Plus de 20 groupes du CAC 40 affichent un taux moyen d’imposition sur les bénéfices de 28,8 %. TotalEnergies, elle, dépasse les 40 %, relançant le débat sur la taxation des multinationales.
L’écart est frappant. Alors que la grande majorité des fleurons du CAC 40 s’acquittent d’un taux effectif d’impôt sur les sociétés inférieur à 30 %, TotalEnergies supporte une charge fiscale de plus de 40 % sur ses bénéfices. Un chiffre qui prend un relief particulier depuis que le groupe a publié ses résultats du premier trimestre, avec un bénéfice net en hausse à 4,96 milliards d’euros.
Ce résultat record ravive les critiques de LFI, qui qualifie l’entreprise de « profiteuse de guerre ». Le groupe, de son côté, invoque la faible rentabilité de ses raffineries françaises pour expliquer sa fiscalisation limitée en France. La nuance est de taille : un taux global élevé ne dit rien de la répartition géographique de l’impôt payé.
28,8 % en moyenne, mais des écarts considérables selon les groupes
Le taux moyen de 28,8 % constaté sur plus de 20 entreprises du CAC 40 se compare au taux légal de l’impôt sur les sociétés en France, fixé à 25 %. L’écart tient aux spécificités sectorielles, à la structure internationale des groupes et aux régimes fiscaux propres à chaque pays d’implantation. Les multinationales optimisent légalement leur charge fiscale en jouant sur ces différences, ce que le cadre actuel leur permet largement.
Selon Le Monde, la marge opérationnelle courante du CAC 40 est passée de 9,3 % en moyenne sur la période 2015-2019 à 13,1 % en 2023, pendant que la croissance de l’économie française plafonnait à 0,9 % [2]. Le chiffre d’affaires cumulé des 40 valeurs atteignait 1 600 milliards d’euros en 2024, soit près de 50 % de plus que la moyenne des années 2010.

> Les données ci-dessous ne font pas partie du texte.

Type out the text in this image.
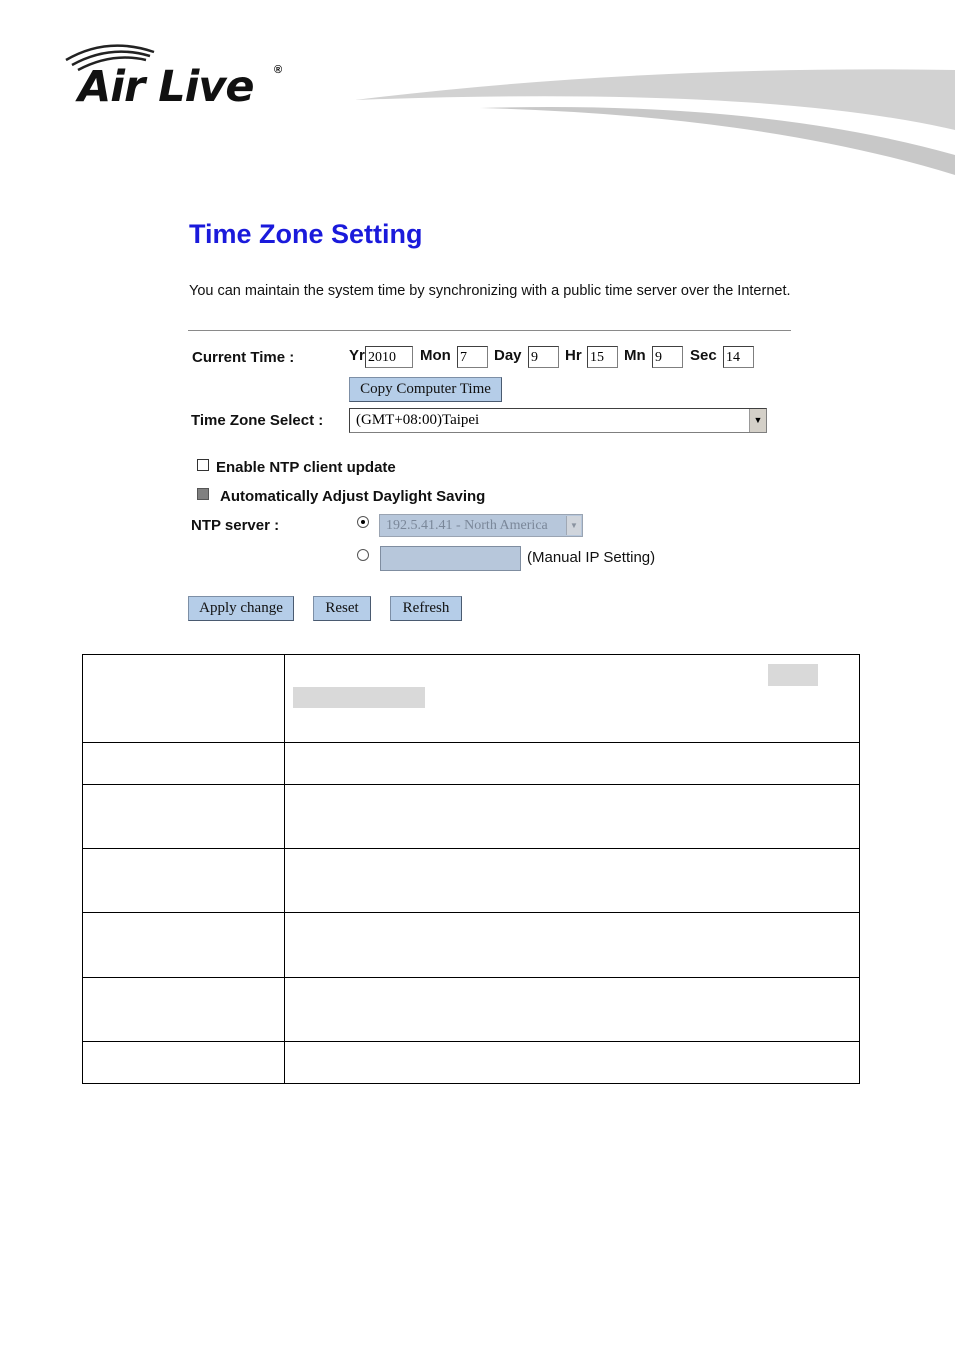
Air Live ®
Time Zone Setting
You can maintain the system time by synchronizing with a public time server over the Internet.
Current Time :	Yr 2010	Mon 7	Day 9	Hr 15	Mn 9	Sec 14
Copy Computer Time
Time Zone Select :	(GMT+08:00)Taipei	▼
Enable NTP client update
Automatically Adjust Daylight Saving
NTP server :	192.5.41.41 - North America	▼
(Manual IP Setting)
Apply change	Reset	Refresh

TotalEnergies, LFI et le retour du débat sur les superprofits
Les résultats de TotalEnergies ont remis en circulation une proposition que la gauche porte depuis plusieurs années : taxer les superprofits des grandes entreprises énergétiques. Après l’échec d’une première tentative en 2023, le Parti socialiste remet une idée sur la table. La piste d’une réforme plus profonde viendrait plutôt de l’ONU que de l’OCDE, dont l’impôt mondial minimum a montré ses limites.
C’est dans ce contexte que l’Assemblée nationale a adopté, lors du budget 2026, une mesure inspirée d’Attac et de l’économiste Gabriel Zucman : un « impôt universel » sur les multinationales qui garantirait un taux d’imposition de 25 % sur la part des bénéfices mondiaux imposée en France. Ses défenseurs estiment qu’il pourrait rapporter 26 milliards d’euros au budget de l’État [4]. Le texte, porté par LFI, a recueilli les voix de l’ensemble des groupes de gauche et du Rassemblement national, soit 207 voix contre 89.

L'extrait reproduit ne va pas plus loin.